The Hawai‘i School Facilities Authority (SFA) is adopting a new digital tool designed to speed up school construction planning and reduce costs.
The tool, called Akamai, is software that automates parts of the early planning and design process for new school construction and classroom renovation projects. SFA officials said it is capable of doing the work of multiple teams with specialized skills.
According to SFA Executive Director Riki Fujitani, the agency estimates the tool could cut pre-planning timelines by up to 60% and reduce costs by as much as 15% compared to traditional approaches.
“Technology is changing the way everyone is doing business,” Fujitani said. “We want to make out-of-the box approaches and innovation the new norm.”
Users of Akamai can input factors such as enrollment numbers, grade levels, site constraints and project type. The system then generates building design options, floor plans, material selections and preliminary cost estimates—outputs that often take months to produce through standard processes.

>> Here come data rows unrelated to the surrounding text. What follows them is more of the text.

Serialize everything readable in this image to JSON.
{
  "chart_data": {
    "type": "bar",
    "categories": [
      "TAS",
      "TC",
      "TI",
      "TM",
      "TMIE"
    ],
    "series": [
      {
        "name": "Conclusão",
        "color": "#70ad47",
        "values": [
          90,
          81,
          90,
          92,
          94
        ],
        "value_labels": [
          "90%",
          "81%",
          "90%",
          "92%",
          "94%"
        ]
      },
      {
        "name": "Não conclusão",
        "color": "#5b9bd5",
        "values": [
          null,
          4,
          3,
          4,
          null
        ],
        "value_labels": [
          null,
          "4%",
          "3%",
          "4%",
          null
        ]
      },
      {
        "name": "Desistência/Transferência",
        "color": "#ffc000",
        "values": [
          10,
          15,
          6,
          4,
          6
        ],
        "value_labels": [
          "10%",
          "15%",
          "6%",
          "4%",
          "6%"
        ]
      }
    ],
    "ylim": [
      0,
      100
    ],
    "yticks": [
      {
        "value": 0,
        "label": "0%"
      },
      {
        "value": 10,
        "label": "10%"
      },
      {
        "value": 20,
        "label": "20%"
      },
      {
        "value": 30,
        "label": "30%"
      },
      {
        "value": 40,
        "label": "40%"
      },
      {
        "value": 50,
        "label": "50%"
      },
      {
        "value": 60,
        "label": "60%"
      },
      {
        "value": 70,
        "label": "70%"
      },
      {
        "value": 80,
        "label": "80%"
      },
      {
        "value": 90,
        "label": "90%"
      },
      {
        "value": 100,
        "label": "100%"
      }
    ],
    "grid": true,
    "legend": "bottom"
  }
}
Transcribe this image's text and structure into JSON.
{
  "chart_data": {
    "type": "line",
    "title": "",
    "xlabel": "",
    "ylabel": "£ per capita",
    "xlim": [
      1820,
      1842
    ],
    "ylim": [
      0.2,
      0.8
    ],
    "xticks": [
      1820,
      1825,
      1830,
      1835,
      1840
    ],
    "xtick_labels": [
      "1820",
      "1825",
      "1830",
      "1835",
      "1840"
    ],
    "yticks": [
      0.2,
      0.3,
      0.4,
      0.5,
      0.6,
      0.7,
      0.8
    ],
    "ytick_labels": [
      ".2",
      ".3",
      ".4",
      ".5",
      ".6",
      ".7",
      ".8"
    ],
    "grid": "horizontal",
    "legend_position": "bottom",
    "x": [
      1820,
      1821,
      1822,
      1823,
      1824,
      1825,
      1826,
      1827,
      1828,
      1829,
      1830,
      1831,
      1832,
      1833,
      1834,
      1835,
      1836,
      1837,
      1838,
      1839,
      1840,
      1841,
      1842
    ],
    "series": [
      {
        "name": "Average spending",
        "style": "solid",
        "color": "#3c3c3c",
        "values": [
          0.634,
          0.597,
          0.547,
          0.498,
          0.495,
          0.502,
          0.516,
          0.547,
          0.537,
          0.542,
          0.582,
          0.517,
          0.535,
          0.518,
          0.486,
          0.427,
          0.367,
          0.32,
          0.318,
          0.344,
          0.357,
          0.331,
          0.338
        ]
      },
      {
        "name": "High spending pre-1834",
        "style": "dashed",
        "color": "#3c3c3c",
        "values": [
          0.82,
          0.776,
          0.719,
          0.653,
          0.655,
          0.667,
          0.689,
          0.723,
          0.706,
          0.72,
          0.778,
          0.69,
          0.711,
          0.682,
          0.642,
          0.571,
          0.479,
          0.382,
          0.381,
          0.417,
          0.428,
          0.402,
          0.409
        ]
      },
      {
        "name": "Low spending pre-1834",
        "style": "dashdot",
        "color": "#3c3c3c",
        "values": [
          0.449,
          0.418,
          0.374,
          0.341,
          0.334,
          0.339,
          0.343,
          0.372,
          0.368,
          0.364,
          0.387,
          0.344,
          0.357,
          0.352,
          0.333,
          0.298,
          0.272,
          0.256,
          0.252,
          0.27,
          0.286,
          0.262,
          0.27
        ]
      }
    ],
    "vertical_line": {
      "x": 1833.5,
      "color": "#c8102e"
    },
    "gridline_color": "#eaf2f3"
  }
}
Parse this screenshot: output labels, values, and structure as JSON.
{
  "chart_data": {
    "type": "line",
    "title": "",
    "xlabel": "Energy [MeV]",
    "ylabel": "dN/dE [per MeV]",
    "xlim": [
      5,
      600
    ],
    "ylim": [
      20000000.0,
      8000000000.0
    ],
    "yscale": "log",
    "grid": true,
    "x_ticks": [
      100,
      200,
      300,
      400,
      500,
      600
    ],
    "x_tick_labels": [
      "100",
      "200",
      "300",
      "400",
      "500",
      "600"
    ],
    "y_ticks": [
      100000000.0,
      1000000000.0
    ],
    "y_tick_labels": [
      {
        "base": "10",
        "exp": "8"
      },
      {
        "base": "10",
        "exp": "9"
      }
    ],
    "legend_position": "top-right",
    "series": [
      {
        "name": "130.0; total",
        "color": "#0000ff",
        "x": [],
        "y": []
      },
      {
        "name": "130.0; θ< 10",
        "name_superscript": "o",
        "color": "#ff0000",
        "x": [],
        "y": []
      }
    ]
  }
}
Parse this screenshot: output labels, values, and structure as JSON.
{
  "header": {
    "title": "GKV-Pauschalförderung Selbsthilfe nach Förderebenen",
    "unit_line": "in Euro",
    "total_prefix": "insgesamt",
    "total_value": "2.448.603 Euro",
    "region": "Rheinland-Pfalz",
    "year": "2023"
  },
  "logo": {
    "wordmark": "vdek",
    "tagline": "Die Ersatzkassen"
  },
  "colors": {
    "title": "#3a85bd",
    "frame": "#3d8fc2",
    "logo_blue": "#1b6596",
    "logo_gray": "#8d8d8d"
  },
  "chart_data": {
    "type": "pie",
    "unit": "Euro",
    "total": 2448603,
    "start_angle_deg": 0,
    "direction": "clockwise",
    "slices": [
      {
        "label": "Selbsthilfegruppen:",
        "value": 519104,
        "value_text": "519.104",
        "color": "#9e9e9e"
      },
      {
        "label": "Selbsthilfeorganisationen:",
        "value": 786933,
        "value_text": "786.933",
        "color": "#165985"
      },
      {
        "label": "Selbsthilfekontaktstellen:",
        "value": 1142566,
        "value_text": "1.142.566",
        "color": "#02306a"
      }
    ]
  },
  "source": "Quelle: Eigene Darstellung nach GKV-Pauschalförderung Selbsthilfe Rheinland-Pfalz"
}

Fujitani said the average age of Hawaiʻi public school buildings is more than 50 years and many were designed for static classroom layouts. The Akamai system, he said, optimizes spaces to support more dynamic, 21st-century teaching methods.
Fujitani also said the agency plans to adopt standardized designs over time to avoid having to reinvent the wheel for each new school building project, which could lower maintenance costs because all schools would share the same building parts.
SFA commissioned MKThink, a strategic planning and architectural firm with offices in Honolulu and San Francisco, to develop the Akamai platform.
Over the past six months, MKThink has integrated more than a dozen existing software systems into a single, cloud-based platform that connects enrollment data, site information, space programming and cost modeling.
The system can move projects from initial planning to schematic design in less than a day, compared to an estimated six to 18 months under conventional methods. The workflow then links to Revit, a widely used building information modeling program, to generate 3-D schematic designs and construction options.
MKThink anticipates the system will be fully developed by early 2027, with the first phase of the configurator expected to be in use by this summer.
“We are compressing the timeline on these tasks and saving taxpayer dollars so that more funds can be allocated for other pressing needs in our state,” said MKThink CEO Nate Goore. “The Akamai digital configurator also reduces human error to avoid costly change orders and delays.”
More capabilities related to construction documents, procurement and construction phases are expected to be added to Akamai next year.